Concluding that the Clemens plaintiff alleged sufficient risk of future injury, the Court reasoned: “[b]ecause we can reasonably assume that many of those who visit the Dark Web, and especially those who seek out and access CLOP's posts, do so with nefarious intent, it follows that Clemens faces a substantial risk of identity theft or fraud by virtue of her personal information being made available on underground websites.” Id. at 157 (emphasis added). The Court further explained: “this set of facts clearly presents a more imminent injury than the ones we deemed to establish only a hypothetical injury in Reilly. ” Although Clemons makes clear that “misuse [of the stolen data] is not necessarily required,” the fact that CLOP's actual publication of the plaintiff's information on the Dark Web was a deciding factor in distinguishing the alleged injury from Reilly. See also Rauhala v. Greater New York Mut. Ins., Inc., No. CV 22-1788, 2022 WL 16553382, at *2 (E.D. Pa. Oct. 31, 2022) (denying Plaintiff's motion to remand where plaintiff class members' PII and PHI data was “accessed, stolen, and sold on the Dark Web”).
The present case is more factually analogous to Reilly than Clemens. As was the case in Reilly, this data breach involves an “unknown hacker who potentially gained access to sensitive information.” Clemens, 48 F. 4th at 156 (emphasis in original); Reilly, 664 F.3d at 40. Plaintiffs do not allege that their PII and PHI data has been published or misused in any fashion.

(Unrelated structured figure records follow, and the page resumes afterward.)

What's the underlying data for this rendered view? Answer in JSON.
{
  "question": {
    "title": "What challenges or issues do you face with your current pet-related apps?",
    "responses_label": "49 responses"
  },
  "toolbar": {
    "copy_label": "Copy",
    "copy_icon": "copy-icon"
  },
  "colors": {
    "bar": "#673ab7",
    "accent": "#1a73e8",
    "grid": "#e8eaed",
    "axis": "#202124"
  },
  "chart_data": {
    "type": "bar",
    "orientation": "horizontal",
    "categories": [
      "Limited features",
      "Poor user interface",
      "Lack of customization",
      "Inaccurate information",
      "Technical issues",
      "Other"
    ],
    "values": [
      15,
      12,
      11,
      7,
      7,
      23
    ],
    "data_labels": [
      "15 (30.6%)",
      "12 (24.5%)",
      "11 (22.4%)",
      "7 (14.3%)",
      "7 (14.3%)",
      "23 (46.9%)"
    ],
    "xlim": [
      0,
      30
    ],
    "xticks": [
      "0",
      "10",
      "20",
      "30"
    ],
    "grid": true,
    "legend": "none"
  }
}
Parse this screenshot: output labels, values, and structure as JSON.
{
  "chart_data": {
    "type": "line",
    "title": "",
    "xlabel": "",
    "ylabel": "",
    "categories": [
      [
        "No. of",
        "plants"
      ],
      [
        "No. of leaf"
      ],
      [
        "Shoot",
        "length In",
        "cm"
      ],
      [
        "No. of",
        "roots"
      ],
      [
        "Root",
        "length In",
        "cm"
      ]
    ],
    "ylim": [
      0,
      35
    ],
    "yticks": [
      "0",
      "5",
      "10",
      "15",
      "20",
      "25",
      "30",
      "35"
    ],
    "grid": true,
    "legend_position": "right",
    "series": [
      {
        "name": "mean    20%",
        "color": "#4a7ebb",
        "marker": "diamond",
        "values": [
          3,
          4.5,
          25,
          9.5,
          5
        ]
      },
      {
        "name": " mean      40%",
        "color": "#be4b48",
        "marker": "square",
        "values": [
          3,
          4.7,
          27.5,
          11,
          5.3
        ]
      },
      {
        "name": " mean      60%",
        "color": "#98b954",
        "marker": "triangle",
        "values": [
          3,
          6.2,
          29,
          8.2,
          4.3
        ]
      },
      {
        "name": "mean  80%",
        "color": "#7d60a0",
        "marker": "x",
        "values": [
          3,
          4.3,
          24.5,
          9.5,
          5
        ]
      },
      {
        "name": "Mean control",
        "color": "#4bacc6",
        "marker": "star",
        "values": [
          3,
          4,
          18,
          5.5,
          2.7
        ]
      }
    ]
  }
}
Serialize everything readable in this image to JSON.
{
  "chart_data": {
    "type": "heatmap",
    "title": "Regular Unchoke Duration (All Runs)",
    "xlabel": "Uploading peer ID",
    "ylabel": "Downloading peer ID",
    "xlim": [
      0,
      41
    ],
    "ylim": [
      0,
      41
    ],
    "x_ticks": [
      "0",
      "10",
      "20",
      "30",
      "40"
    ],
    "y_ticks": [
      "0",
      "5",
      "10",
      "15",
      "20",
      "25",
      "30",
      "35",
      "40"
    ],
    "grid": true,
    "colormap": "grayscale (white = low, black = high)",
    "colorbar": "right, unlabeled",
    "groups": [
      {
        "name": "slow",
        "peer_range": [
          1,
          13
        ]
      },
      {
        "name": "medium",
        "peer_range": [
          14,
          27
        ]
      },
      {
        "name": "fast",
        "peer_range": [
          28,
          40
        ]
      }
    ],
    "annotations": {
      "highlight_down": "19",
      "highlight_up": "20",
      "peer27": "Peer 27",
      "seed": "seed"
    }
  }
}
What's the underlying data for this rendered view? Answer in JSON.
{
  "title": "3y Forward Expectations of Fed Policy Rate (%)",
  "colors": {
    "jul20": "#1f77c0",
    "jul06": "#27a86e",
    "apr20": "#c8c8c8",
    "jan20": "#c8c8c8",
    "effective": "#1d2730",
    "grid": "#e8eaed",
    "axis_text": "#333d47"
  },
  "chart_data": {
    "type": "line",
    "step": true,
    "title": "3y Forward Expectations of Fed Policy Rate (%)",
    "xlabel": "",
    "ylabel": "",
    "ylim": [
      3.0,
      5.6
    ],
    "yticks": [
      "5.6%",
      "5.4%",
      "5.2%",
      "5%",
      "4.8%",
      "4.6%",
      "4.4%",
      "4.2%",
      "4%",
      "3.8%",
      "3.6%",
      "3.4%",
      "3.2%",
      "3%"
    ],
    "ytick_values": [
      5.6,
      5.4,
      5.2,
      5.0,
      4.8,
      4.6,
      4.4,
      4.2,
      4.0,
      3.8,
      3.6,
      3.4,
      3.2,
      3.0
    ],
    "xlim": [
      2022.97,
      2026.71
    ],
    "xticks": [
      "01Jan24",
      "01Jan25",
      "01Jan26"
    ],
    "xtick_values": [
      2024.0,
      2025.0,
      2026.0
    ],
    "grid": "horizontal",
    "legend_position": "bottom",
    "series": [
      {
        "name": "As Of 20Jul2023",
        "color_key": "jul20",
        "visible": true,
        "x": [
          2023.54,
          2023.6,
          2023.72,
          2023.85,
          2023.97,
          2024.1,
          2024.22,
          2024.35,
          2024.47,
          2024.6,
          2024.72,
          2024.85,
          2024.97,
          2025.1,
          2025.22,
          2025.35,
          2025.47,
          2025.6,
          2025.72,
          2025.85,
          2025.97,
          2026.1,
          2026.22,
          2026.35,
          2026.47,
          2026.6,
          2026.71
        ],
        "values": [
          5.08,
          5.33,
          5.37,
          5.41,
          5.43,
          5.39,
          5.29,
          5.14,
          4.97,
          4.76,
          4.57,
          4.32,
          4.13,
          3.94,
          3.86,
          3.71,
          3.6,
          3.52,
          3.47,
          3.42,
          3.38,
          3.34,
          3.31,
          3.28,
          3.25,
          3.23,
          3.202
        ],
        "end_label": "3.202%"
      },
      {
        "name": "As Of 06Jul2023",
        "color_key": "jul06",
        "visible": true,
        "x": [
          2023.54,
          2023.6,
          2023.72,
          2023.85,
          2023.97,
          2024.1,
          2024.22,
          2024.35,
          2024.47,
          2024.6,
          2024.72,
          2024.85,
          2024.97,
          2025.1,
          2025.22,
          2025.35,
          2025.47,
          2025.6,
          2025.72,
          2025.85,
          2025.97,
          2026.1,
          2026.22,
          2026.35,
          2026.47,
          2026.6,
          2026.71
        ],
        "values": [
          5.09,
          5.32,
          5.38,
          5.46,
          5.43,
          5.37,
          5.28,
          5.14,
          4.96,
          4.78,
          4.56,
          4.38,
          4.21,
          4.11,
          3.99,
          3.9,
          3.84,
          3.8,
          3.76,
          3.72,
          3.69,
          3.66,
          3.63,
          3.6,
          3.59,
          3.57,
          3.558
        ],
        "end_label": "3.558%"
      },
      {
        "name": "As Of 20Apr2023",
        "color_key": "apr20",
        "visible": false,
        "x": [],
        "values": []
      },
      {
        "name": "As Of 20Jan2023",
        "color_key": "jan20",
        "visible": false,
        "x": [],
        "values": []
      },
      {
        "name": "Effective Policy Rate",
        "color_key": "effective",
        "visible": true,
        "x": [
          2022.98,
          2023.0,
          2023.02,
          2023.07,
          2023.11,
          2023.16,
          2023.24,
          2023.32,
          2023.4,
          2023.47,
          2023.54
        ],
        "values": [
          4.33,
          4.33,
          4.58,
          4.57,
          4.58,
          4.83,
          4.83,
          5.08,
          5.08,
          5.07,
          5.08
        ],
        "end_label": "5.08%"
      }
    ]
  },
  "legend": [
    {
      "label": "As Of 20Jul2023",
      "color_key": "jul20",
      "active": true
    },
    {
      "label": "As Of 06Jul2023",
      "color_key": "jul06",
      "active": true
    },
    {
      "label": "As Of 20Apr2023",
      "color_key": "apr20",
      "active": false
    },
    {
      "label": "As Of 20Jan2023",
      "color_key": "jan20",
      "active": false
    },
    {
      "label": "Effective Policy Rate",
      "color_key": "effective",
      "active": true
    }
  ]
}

The forensic investigation performed by Defendants merely revealed that an unauthorized person may have accessed a data set including Plaintiff's personal information. Plaintiff's complaint relies on mere speculation about what might happen in the future. Moreover, unlike here, the personal information involved in Clemens was far more extensive. In addition to dates of birth, full names, home addresses, and social security numbers, the hackers in Clemens gained access to and published taxpayer identification numbers, banking information, credit card numbers, driver's license numbers, sensitive tax forms, and passport numbers. While the additional harms outlined by Plaintiff, namely her emotional distress and time and money involved in mitigating the effects of the data breach, could be construed as concrete under Clemons, the injury still cannot be said to be imminent in the absence of any allegation that the information has been used in any manner. In conclusion, Plaintiff's allegations of hypothetical and future harm are too attenuated to establish Article III standing. An appropriate order to follow.